5
votes

Is there a way to extract the complete BigQuery partitioned table with one command so that data of each partition is extracted into a separate folder of the format part_col=date_yyyy-mm-dd

Since Bigquery partitioned table can read files from the hive type partitioned directories, is there a way to extract the data in a similar way. I can extract each partition separately, however that is very cumbersome when i an extracting a lot of partitions

1
seems like a feature request for the issue trackerFelipe Hoffa

1 Answers

8
votes

You could do this programmatically. For instance, you can export partitioned data by using the partition decorator such as table$20190801. And then on the bq extract command you can use URI Patterns (look the example of the workers pattern) for the GCS objects.

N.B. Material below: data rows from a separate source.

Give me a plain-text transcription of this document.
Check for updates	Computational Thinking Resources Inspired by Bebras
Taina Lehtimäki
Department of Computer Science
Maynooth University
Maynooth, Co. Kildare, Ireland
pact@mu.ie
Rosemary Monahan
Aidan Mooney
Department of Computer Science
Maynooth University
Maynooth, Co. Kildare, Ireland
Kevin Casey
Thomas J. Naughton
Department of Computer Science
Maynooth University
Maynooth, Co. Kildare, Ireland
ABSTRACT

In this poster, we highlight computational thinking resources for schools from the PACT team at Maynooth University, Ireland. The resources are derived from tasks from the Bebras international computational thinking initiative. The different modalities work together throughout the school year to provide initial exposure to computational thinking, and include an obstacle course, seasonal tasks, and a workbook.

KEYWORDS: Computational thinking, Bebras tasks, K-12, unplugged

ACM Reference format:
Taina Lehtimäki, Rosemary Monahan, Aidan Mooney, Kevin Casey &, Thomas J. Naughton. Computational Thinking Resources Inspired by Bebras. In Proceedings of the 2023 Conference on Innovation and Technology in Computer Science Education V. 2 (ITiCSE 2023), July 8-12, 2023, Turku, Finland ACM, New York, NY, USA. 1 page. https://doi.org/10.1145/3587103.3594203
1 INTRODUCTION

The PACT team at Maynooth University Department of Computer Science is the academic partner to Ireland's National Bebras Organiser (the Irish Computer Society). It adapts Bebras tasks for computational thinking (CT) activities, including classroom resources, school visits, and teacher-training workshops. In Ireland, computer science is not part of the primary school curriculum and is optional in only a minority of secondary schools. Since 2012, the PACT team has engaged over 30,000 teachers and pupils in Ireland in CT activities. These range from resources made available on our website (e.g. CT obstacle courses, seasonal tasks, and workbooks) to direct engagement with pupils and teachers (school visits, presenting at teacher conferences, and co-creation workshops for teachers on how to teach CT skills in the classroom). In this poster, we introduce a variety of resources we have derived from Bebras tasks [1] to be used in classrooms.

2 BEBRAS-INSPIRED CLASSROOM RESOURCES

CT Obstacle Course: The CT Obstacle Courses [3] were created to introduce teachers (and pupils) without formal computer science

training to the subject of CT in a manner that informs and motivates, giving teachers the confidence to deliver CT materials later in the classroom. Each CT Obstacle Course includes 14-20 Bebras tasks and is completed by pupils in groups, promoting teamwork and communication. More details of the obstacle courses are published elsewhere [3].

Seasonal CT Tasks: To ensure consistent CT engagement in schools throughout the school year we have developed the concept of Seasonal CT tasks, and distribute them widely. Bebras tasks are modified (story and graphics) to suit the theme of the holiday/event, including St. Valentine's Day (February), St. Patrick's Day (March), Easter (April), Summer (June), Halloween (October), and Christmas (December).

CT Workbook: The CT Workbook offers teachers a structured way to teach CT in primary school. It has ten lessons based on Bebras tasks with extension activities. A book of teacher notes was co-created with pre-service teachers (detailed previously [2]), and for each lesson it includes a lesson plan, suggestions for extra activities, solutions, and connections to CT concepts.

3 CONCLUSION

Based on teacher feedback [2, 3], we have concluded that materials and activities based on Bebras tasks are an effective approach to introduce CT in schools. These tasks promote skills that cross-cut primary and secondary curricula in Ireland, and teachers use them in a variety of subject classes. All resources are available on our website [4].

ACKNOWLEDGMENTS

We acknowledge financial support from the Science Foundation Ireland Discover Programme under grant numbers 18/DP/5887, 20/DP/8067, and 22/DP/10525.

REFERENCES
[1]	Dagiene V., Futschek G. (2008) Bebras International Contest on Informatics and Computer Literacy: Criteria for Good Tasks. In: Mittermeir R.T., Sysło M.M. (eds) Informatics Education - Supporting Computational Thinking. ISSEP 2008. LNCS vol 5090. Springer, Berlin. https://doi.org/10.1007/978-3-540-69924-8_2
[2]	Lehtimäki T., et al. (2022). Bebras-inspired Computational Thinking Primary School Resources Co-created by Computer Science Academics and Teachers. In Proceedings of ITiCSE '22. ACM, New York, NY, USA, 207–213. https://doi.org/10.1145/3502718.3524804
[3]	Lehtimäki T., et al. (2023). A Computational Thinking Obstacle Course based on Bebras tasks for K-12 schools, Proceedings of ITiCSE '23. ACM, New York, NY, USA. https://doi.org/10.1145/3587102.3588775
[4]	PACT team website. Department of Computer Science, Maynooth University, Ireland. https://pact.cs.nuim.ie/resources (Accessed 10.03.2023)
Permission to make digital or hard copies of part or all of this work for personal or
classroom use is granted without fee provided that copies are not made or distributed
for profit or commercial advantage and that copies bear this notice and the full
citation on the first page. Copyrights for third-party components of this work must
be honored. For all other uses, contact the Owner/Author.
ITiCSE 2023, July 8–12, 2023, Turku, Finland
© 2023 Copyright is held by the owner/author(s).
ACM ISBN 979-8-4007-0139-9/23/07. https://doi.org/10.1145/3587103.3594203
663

Since all objects will be within the same bucket, the folders are just an hierarchical illusion, so you can specify URI patterns on the folders as well, but not on the bucket.

So you would do a script where you loop over the DATE value, with something like:

bq extract 
--destination_format [CSV, NEWLINE_DELIMITED_JSON, AVRO] 
--compression [GZIP, AVRO supports DEFLATE and SNAPPY] 
--field_delimiter [DELIMITER] 
--print_header [true, false] 
[PROJECT_ID]:[DATASET].[TABLE]$[DATE]
gs://[BUCKET]/part_col=[DATE]/[FILENAME]-*.[csv, json, avro]

You can't do it automatically with just a bq command. For this it would be better to raise a feature request as suggested by Felipe.